Part of making that work is opening up systems in a way that enables citizens, developers and industry to collaborate in creating solutions. “We’re moving the culture away from proprietary, closed systems … into something that is modular, standards-based & open, said Peter Levin.

If you went to the Veterans Affairs website in 2009, you couldn’t see where you were in the process, said Levin. One of the ways to solve that problem is to create a platform for people to talk to each other, he explained, which the VA was able to do that through its Facebook page.

That may be a “colossal policy change,” in his view, but it had an important result: “the whole patronizing fear that if we open up dialogue, open up channels, you’ll create a problem you can’t undo – that’s not true for us,” he said.

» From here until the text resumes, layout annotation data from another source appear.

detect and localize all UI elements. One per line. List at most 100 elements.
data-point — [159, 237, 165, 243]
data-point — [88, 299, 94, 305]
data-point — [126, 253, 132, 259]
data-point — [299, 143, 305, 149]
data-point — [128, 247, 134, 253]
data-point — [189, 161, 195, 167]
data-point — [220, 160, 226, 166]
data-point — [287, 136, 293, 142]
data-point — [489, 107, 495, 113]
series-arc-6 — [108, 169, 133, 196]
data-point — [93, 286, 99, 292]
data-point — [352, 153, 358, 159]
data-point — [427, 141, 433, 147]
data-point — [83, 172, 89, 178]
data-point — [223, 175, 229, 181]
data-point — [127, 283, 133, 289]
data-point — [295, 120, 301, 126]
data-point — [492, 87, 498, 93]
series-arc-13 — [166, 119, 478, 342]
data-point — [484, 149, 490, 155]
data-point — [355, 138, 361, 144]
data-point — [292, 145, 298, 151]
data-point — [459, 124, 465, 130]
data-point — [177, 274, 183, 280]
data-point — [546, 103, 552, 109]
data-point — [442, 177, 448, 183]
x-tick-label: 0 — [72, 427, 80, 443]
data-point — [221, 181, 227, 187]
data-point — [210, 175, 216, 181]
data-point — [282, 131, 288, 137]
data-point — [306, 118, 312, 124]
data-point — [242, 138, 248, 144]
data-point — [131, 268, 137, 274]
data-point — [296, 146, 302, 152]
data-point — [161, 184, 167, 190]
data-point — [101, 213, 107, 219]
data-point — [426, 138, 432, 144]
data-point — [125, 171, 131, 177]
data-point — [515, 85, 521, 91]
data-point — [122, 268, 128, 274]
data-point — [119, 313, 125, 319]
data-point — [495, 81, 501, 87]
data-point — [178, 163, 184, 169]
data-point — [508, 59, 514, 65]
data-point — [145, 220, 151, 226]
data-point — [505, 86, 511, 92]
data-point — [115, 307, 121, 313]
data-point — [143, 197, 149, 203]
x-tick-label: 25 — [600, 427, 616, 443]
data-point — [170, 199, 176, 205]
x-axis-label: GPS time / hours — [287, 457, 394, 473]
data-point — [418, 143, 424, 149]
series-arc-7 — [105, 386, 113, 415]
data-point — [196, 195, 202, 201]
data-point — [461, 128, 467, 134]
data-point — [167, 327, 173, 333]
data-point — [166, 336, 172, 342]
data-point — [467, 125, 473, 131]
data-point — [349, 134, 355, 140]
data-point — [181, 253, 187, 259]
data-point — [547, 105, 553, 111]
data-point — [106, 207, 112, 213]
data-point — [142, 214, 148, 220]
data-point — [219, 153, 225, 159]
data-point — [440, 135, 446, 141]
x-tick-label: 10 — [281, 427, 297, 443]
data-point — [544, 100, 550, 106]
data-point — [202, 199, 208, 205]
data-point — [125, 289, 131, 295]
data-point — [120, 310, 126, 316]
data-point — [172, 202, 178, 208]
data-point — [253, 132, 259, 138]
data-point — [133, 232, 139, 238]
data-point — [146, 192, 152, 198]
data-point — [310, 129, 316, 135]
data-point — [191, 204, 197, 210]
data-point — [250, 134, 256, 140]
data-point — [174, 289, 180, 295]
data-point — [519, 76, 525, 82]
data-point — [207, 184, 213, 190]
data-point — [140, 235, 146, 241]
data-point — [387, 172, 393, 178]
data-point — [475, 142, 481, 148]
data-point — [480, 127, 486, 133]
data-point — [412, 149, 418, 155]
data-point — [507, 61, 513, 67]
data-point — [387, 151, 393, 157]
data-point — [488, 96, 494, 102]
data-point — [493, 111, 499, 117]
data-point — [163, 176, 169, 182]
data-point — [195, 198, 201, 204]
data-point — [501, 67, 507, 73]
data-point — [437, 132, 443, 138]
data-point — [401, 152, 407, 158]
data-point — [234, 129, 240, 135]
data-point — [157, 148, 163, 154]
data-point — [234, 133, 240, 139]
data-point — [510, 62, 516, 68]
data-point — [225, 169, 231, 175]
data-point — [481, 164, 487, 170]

If you want to rock and roll, emphasized Park, don’t just have your own smart people work on a challenge. That’s an approach that Aventis executives found success using in a data diabetes challenge. Walgreens will be installing “Health Guides” at its stores to act as a free “health concierge,” said Park, as opposed to what they would have done normally. They launched a challenge and, in under three months, got 50 credible prototypes. Now, said Park, mHealthCoach is building Health Guides for Walgreens.

One of the most important observations Park made, however, may have been that there has been too much of a focus on apps created from open data, as opposed to data informing policy makers and care givers. If you want to revolutionize the healthcare industry, open data needs to be at the fingertips of the people who need it most, where then need it most, when they need it most.

For instance, at a recent conference, he said, “Aetna rolled out this innovation called a nurse.” If you want to have data help people, built a better IT cockpit for that nurse that helps that person become more omniscient. Have the nurse talk over the telephone with a human who can be helped by the power of the open data in front of the healthcare worker.

Who will pick up the first federal CTO’s baton?

Tim O’Reilly made a case for Chopra in April 2009, when the news of his selection leaked. Tim put the role of a federal CTO in the context of someone who provides “visionary leadership, to help a company (or in this case, a government) explore the transformative potential of new technology.” In many respects, he delivered upon that goal during his tenure. The person who fills the role will need to provide similar leadership, and to do so in a difficult context, given economic and political headwinds that confront the White House.

As he turns the page towards the next chapter of his career — one which sources cited by the Washington Post might lead him into politics in Virginia — the open question now will be who President Obama will choose to be the next “T” in the White House Office of Science and Technology Policy, a role that remains undefined, in terms of Congressional action.

The administration made a strong choice in federal CIO Steven VanRoekel. Inside of government, Park or Levin are both strong candidates for the role, along with Andrew Blumenthal, CTO at the Bureau of Alcohol, Tobacco and Firearms. In the interim, Chris Vein, deputy chief technology office for public sector innovation, is carrying the open government innovation banner in the White House.

In this election year, who the administration chooses to pick up the baton from Chopra will be an important symbol of its commitment to harnessing technology on behalf of the American people. Given the need for open innovation to addressing the nation’s grand challenges, from healthcare to energy to education, the person tapped to run this next leg will play an important role in the country’s future.